The district made a fresh start on Nov. 22 by holding a “town opening” ceremony after erecting about 450 new dwellings.
But with Taro’s population down to about 70 percent since the quake and tsunami, and its new seawall delayed, residents are worried about the struggles they will face during the years-long recovery process.
The area, which has a narrow cove facing the ocean, was also hit by tsunami in 1896 and 1933 that claimed 2,700 lives.
History made them wise enough to realize survival means fleeing to higher ground, despite the area’s famous double seawall, which was dubbed “Banri no Chojo” (“Long Castle of 100,000 Miles”), Japan’s name for the Great Wall of China.
But they may have let their guard down on March 11, 2011, when the deadly waves swept over the seawall and flooded the area, leaving 181 people dead or missing, and nearly 1,700 dwellings damaged or destroyed.
“Even if there is (sufficient) infrastructure, at the end of the day you must protect your own life. You need to remember that you have to evacuate,” Sasaki warned.
In the more than four years since, Miyako has built about 450 new dwellings both on higher ground 40 to 60 meters above sea level and on ground raised by about 2 meters.
Aiko Akanuma, 74, who had lived in the center of the city, moved into a public dwelling on higher ground earlier this month, giving up land she had lived on for 50 years.
When the tsunami hit, Akanuma ran from her home to a nearby public facility. She might not be so lucky next time, she said.

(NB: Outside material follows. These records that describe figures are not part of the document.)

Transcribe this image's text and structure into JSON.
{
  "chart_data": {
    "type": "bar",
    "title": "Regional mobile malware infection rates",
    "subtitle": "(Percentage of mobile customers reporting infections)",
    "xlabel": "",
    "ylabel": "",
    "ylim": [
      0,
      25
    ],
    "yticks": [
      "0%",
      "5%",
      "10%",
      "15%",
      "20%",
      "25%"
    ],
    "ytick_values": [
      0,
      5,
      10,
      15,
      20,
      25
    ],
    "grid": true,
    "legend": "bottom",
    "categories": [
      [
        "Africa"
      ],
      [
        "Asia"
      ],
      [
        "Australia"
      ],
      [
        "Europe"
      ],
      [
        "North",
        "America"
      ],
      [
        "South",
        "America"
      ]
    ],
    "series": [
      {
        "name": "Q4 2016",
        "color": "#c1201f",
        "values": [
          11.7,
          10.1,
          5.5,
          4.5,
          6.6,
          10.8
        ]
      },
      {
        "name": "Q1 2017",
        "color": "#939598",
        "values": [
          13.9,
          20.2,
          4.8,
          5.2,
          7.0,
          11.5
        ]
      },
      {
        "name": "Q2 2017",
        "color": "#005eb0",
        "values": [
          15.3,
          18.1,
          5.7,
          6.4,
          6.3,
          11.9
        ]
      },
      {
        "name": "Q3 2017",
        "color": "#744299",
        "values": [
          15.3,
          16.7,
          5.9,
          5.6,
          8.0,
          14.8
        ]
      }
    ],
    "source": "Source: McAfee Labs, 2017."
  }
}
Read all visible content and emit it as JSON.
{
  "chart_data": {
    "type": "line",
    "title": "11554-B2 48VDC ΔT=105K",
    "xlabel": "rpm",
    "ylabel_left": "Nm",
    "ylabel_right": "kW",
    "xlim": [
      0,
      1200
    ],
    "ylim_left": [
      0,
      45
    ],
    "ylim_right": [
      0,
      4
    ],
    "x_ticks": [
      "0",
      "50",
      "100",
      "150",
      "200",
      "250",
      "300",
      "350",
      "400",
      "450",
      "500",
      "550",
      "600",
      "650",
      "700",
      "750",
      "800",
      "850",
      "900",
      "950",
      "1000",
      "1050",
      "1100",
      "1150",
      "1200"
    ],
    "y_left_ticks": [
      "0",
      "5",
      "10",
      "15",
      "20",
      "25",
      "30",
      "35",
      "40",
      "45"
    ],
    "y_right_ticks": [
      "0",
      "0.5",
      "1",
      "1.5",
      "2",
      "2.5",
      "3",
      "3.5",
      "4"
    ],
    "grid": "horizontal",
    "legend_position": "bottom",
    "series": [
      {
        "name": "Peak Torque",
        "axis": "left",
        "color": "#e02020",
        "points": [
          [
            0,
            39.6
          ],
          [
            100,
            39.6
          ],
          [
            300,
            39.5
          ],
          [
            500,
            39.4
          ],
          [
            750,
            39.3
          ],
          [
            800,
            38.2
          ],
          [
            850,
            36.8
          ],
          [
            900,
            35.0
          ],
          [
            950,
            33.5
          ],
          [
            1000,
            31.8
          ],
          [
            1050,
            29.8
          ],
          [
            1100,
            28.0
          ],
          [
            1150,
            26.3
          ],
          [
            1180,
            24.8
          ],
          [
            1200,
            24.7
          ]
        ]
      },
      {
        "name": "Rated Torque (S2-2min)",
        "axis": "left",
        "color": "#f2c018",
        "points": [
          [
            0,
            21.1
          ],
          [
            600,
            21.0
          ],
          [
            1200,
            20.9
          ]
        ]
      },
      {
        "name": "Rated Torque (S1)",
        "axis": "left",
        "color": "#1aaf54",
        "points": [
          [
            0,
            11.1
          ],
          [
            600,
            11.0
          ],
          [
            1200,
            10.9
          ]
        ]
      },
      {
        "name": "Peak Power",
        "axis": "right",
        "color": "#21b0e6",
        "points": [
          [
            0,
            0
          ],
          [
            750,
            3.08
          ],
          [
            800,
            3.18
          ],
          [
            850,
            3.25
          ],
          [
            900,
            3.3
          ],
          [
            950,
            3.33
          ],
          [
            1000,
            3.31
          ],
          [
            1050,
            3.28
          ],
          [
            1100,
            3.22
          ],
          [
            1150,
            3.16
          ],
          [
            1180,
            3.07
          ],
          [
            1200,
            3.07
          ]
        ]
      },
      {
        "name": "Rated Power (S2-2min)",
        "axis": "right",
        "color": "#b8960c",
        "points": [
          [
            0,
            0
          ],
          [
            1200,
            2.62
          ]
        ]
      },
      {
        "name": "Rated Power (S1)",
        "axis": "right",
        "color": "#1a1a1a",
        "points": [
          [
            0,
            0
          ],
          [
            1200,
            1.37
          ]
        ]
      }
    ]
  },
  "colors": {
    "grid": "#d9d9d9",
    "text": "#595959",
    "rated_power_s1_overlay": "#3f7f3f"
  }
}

“If another one hits, I don’t think I will be able to escape,” she said, citing her bad legs.
Others, like photo shop owner Shigeo Tsuda, 75, are returning to the city center even though it’s on low ground.
“I came this far with help from people from across the nation,” said Tsuda, who reopened his store on a street just inside the seawall. Yet he worries.
The reason he decided to reopen in the same spot was because he was told a new seawall would be in place by next March. But due to other reconstruction projects, the 14.7-meter-high seawall was delayed. It is now expected to be finished by the end of March 2017.
“If there is another tsunami, the town will be destroyed again,” he said. “It’s really scary.”
The city says Taro had a population of 3,173 as of Nov. 1, down from more than 4,400 before the tsunami. It plans to build 220 dwellings at its center but has only received requests for 20 to 30, including shops.
Tsuda is thinking about rebuilding his house, but plans to stay in public housing for now. He decided to reopen his photo shop, the only one in Taro, out of a sense of mission.
“But I can’t sleep well at night, as I’m worried about whether I can really make a living,” he said.